Concept

Spörer Minimum

The Spörer Minimum is a hypothesized 90-year span of low solar activity, from about 1460 until 1550, which was identified and named by John A. Eddy in a landmark 1976 paper published in Science titled "The Maunder Minimum". It occurred before sunspots had been directly observed and was discovered instead by analysis of the proportion of carbon-14 in tree rings, which is strongly correlated with solar activity. It is named for the German astronomer Gustav Spörer. Solar variation can be quantified using sunspot counts, but this measure is only reliable for periods after records of sunspot observations were routinely made by western astronomers. For periods before sunspot records, solar activity can be found from proxy methods, most notably the production of radioisotopes in the Earth's atmosphere from interaction with cosmic rays, which are modulated by the solar activity. The carbon-14 method used by Spörer to identify the minimum makes use of the fact that high solar activity is correlated with low production of carbon-14 in the atmosphere. Wilfried Schröder published a table of observed aurora borealis during the Spörer Minimum which showed that the solar cycle was active. Miyahara et al. likewise found the 11-year solar cycle was still prominently detected in the carbon-14 record even during the minimum.

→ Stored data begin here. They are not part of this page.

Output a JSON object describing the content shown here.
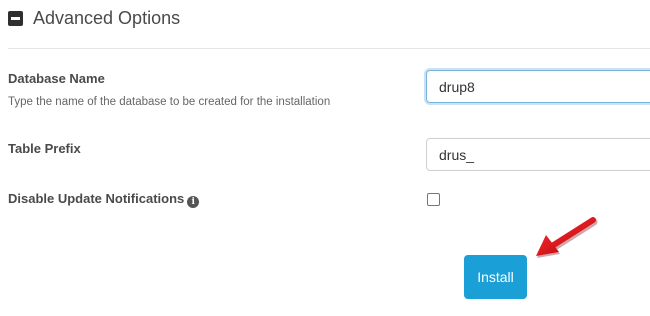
{
  "section": {
    "title": "Advanced Options",
    "collapse_icon": "minus-square-icon"
  },
  "fields": {
    "database_name": {
      "label": "Database Name",
      "help": "Type the name of the database to be created for the installation",
      "value": "drup8"
    },
    "table_prefix": {
      "label": "Table Prefix",
      "value": "drus_"
    },
    "disable_updates": {
      "label": "Disable Update Notifications",
      "info_icon": "info-circle-icon",
      "checked": false
    }
  },
  "actions": {
    "install_label": "Install",
    "install_color": "#1a9fd6"
  },
  "annotation": {
    "arrow_color": "#e0141b",
    "arrow_icon": "red-arrow-icon"
  }
}
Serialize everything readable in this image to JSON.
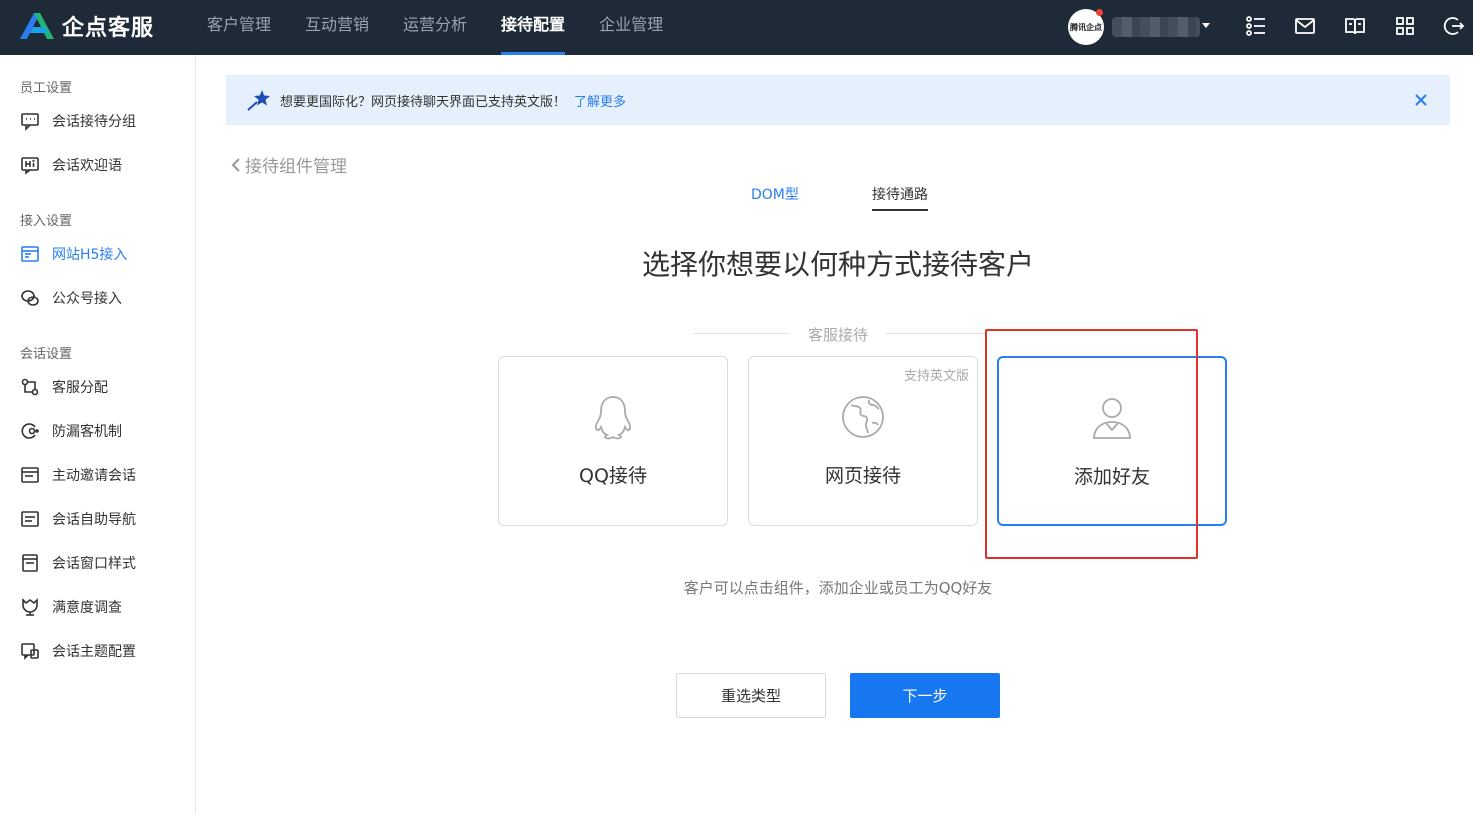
{
  "header": {
    "logo_text": "企点客服",
    "nav": [
      "客户管理",
      "互动营销",
      "运营分析",
      "接待配置",
      "企业管理"
    ],
    "active_nav": "接待配置",
    "avatar_text": "腾讯企点",
    "icons": [
      "tasks-icon",
      "mail-icon",
      "book-icon",
      "apps-icon",
      "logout-icon"
    ]
  },
  "sidebar": {
    "groups": [
      {
        "title": "员工设置",
        "items": [
          "会话接待分组",
          "会话欢迎语"
        ]
      },
      {
        "title": "接入设置",
        "items": [
          "网站H5接入",
          "公众号接入"
        ]
      },
      {
        "title": "会话设置",
        "items": [
          "客服分配",
          "防漏客机制",
          "主动邀请会话",
          "会话自助导航",
          "会话窗口样式",
          "满意度调查",
          "会话主题配置"
        ]
      }
    ],
    "active_item": "网站H5接入"
  },
  "notice": {
    "text": "想要更国际化？网页接待聊天界面已支持英文版！",
    "link": "了解更多"
  },
  "main": {
    "back_label": "接待组件管理",
    "tabs": [
      "DOM型",
      "接待通路"
    ],
    "active_tab": "接待通路",
    "heading": "选择你想要以何种方式接待客户",
    "section_label": "客服接待",
    "cards": [
      {
        "label": "QQ接待",
        "icon": "qq-penguin-icon",
        "tag": ""
      },
      {
        "label": "网页接待",
        "icon": "globe-icon",
        "tag": "支持英文版"
      },
      {
        "label": "添加好友",
        "icon": "user-icon",
        "tag": ""
      }
    ],
    "selected_card": "添加好友",
    "hint": "客户可以点击组件，添加企业或员工为QQ好友",
    "buttons": {
      "reselect": "重选类型",
      "next": "下一步"
    }
  },
  "colors": {
    "topbar": "#1f2a38",
    "accent": "#2a7ef0",
    "highlight": "#e4302b",
    "notice_bg": "#e6f0fc"
  }
}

The amplitude of the 11-year cycle seems to have been modulated only from 1455 to 1510. Jiang and Xu look at sunspot records and aurora sightings from China during the period and suggest that a minimum from 1450 to 1560 is specious. They suggest dates for the sunspot minimum of 1400 to 1510. Like the subsequent Maunder Minimum, the Spörer Minimum coincided with a time when Earth's climate was colder than average. This correlation has generated hypotheses that low solar activity produces cooler than average global temperatures, although Jiang and Xu point out that while the period 1430-1520 (starting slightly before the Spörer minimum) was indeed colder than average in China, the period 1520-1620 (the second half of the minimum) was warmer than average.